Rating: 3.5/5 – An Annual that’s Fun but not Required Reading.
By ComicSpectrum senior reviewer Shawn Hoklas.
For at least the past five to ten years, super-hero annuals have unfortunately become unnecessary and quite often uneventful reading. While offering more pages, the pages that we do get are often full of guest artists, writers, and/or newcomers to the industry. These “new” and different creators will get a back story or tale that doesn’t tie into the main storyline happening in the numbered series, or is just a fun one-in-done tale meant to entertain and fill the extra pages. While we get those extra pages, they do come at a price and in this case it’s $4.99 which is high when the stories aren’t “required” reading produced by a handful of guest creators.
Amazing Spider-Man Annual number one is all the things mentioned above. It has three different stories that are out of the current continuity in the main book, it has artists and writers that haven’t contributed to the main series, and a couple of the stories are lighthearted and fun, moving away from the serious tones of the current Clone Conspiracy storyline that has been extending its reach into other Spider-family titles like Prowler and Silk.
That said, while the annual is all these non-essential things, I still enjoyed my time reading it. The first story of the three stars Spider-Man in Mexico City as he fights to stop a demon goddess called Izpapalotl. It’s written by Christos Gage and Humberto Ramos, which is an interesting writing team up, with really fun and cartoony art by Francisco Herrera. Herrera exaggerates his line and his facial expressions and his art is reminiscent of a Disney animated movie which made each and every page a joy to look at. While the story is a fun read, the ending looks as though it may continue on in some future story with a villain who needs more time in the spotlight.
The second story is called “Neon Dragon” and stars Cloak and Dagger. Written by James Asmus, it’s a decent story that I may have liked less because of my personal apathy towards Cloak and Dagger. While I love the characters visually, I’m not sure if I ever read a story starring the two characters that I really loved. That same feeling applies here. It’s a well told tale, but there’s nothing all that memorable and I didn’t walk away wishing I could see these characters again soon.

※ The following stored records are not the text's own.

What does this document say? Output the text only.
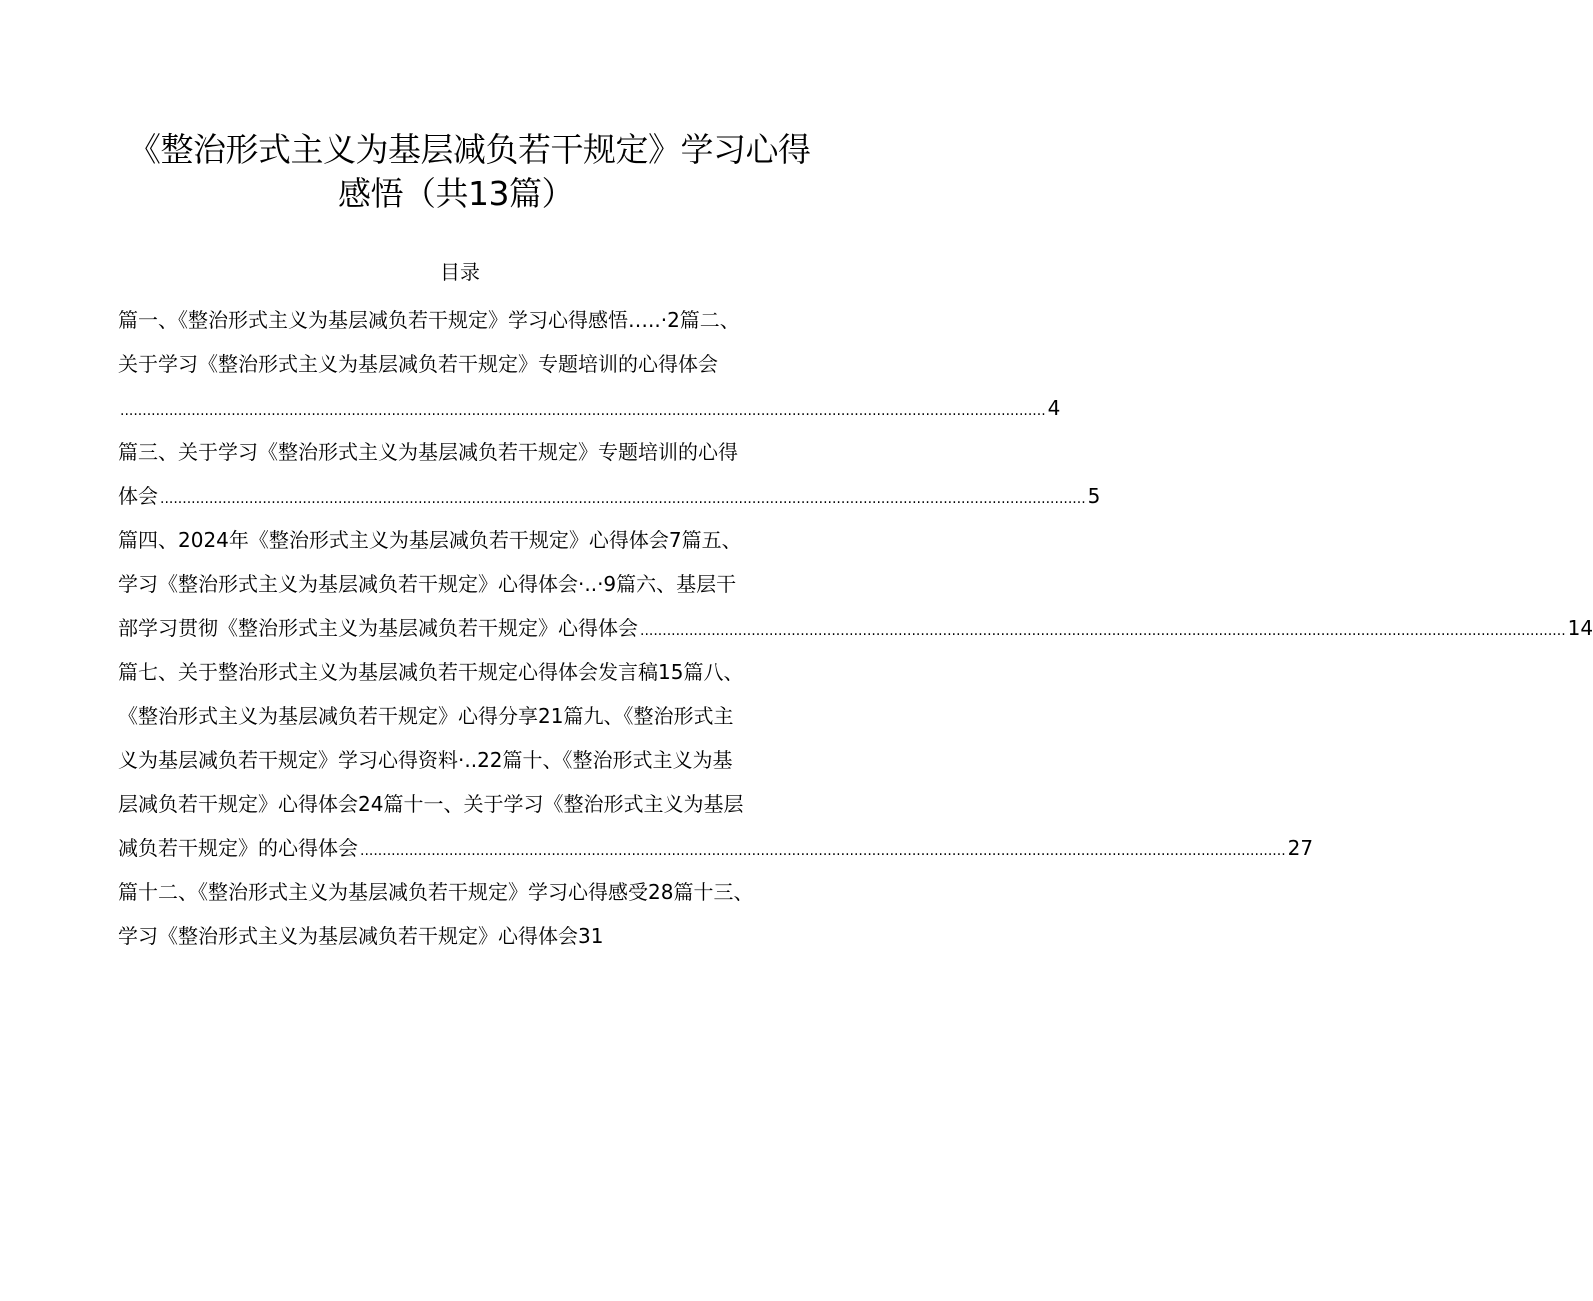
《整治形式主义为基层减负若干规定》学习心得
感悟（共13篇）
目录
篇一、《整治形式主义为基层减负若干规定》学习心得感悟…..·2篇二、
关于学习《整治形式主义为基层减负若干规定》专题培训的心得体会
................................................................................................................................................................................................................ 4
篇三、关于学习《整治形式主义为基层减负若干规定》专题培训的心得
体会 ................................................................................................................................................................................................................ 5
篇四、2024年《整治形式主义为基层减负若干规定》心得体会7篇五、
学习《整治形式主义为基层减负若干规定》心得体会·..·9篇六、基层干
部学习贯彻《整治形式主义为基层减负若干规定》心得体会 ................................................................................................................................................................................................................ 14
篇七、关于整治形式主义为基层减负若干规定心得体会发言稿15篇八、
《整治形式主义为基层减负若干规定》心得分享21篇九、《整治形式主
义为基层减负若干规定》学习心得资料·..22篇十、《整治形式主义为基
层减负若干规定》心得体会24篇十一、关于学习《整治形式主义为基层
减负若干规定》的心得体会 ................................................................................................................................................................................................................ 27
篇十二、《整治形式主义为基层减负若干规定》学习心得感受28篇十三、
学习《整治形式主义为基层减负若干规定》心得体会31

The last story is called “Whose Crime Is It, Anyway” and as the cover blurb states, it guest stars Wayne Brady and Jonathan Mangum who write the story as well. While I admittedly rolled my eyes when I saw Brady’s name on the cover, the story is quiet cute and clever. Spider-Man is struggling with his one-liners and material and heads to the Improv club to get his groove back. While it’s definitely not going to be considered cannon, it’s still a fun read.
Overall, while this annual isn’t a must read it’s still a fun read. I wouldn’t recommend paying the full cover price of $4.99 for this unless you’re a Spider-Man completist. Best bet is to watch for this one to show up in the bargain bins at your local comic shop or convention.